Primeiro dia de aulas depois de tudo ter acontecido. Nunca me senti tão nervosa, acho que mal saia do carro em vez de ir para a sala vou para casa. Mas sabia que não ia ter essa hipótese. A minha mãe ficou lá comigo e o David também, ele veio no carro dele ter à minha casa e fomos todos juntos para a minha escola. Fui falar com o professor, era o meu professor das aulas práticas, o professor bom, como as minhas amigas diziam, isto porque ele é novo e tem olhos azuis, até é engraçado mas é só, não babo por ele, até me assusto quando ele se põe atrás de mim a ler o que escrevo.
Fomos para uma sala dos professores naquele bloco, os meus colegas já estavam dentro do laboratório, fiz sinal ao David para vir, ele também estava o máximo disfarçado possível, ele tinha metido o carapuço da camisola na cabeça e estava com os óculos de sol postos, mas também agora não estava ninguém no exterior do pavilhão, estava tudo em aulas.
“O que se passa? O que me tem para contar?”
“Senhor professor, era sobre o motivo de a Catarina ter faltado as aulas nestes últimos dias, ela faltou a uma prática e temos justificação para isso.” – a minha mãe disse.
Eu estava perto do David, ele tirou o carapuço e os óculos da cara e o meu professor ficou admirado mas não disse nada.
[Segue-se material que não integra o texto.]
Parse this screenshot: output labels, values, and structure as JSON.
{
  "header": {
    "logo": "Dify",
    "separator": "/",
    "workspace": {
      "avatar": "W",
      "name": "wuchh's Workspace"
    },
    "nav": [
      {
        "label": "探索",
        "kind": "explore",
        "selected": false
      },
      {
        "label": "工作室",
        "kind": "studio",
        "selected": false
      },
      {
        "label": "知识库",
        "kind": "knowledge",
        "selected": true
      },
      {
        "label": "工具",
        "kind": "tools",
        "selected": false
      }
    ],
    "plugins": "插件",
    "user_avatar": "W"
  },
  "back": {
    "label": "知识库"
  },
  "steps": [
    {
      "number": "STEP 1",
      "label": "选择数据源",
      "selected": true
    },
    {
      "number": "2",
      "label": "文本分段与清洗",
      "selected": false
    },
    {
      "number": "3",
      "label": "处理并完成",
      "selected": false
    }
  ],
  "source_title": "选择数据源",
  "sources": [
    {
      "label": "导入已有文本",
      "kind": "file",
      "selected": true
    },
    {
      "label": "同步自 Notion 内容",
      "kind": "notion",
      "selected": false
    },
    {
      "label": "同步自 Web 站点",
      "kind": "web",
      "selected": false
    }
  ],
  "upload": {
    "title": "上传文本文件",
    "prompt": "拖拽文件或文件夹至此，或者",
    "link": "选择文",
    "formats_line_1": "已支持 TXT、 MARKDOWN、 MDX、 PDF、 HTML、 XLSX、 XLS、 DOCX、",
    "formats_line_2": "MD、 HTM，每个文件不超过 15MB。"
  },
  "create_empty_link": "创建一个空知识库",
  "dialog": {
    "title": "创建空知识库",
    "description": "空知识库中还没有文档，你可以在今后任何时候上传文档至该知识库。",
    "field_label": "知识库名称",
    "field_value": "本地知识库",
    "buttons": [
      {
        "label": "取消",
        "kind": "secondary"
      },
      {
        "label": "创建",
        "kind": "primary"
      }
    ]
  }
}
O David colocou um braço à volta dos meus ombros, como se me dissesse que estava ali, que estava a proteger-me.
“Contem-me o que se passou.”
“A Catarina esteve internada no hospital, por causa de algo que aconteceu. Queres mostrar?”
Abanei a cabeça que não, não queria ver aquelas coisas horríveis, estava a controlar para não chorar. O David olhou para mim e acenou com a cabeça, como se não tivesse hipótese. Ele ajudou-me a tirar o casaco e arregaçou-me as mangas. O meu professor estava em choque, eu senti as lágrimas na minha cara.
“Calma. Estou aqui Catarina.”
“David…” – não consegui dizer mais nada.
Senti-o a abraçar-me e continuei a ouvir aquelas palavras. Doía-me ver o que fiz, ver que estava marcada para sempre.
Quando acalmei e parei de chorar fui para a sala com o professor, mas antes abracei o David com força e ele deu-me um beijo na cara, e saiu. Fui para a sala e a aula decorreu mais ou menos normalmente, alguns dos meus colegas perguntaram porque estive tanto tempo sem vir as aulas e disse lhes que tinha estado com uma pneumonia e que tinha estado internada no hospital e tudo, eles acreditaram e o meu professor estava mais descansado, ele foi muito bom para mim, e quando se notou uma das minhas cicatrizes e eu não reparei, ele fez-me sinal e tapei-a a tempo.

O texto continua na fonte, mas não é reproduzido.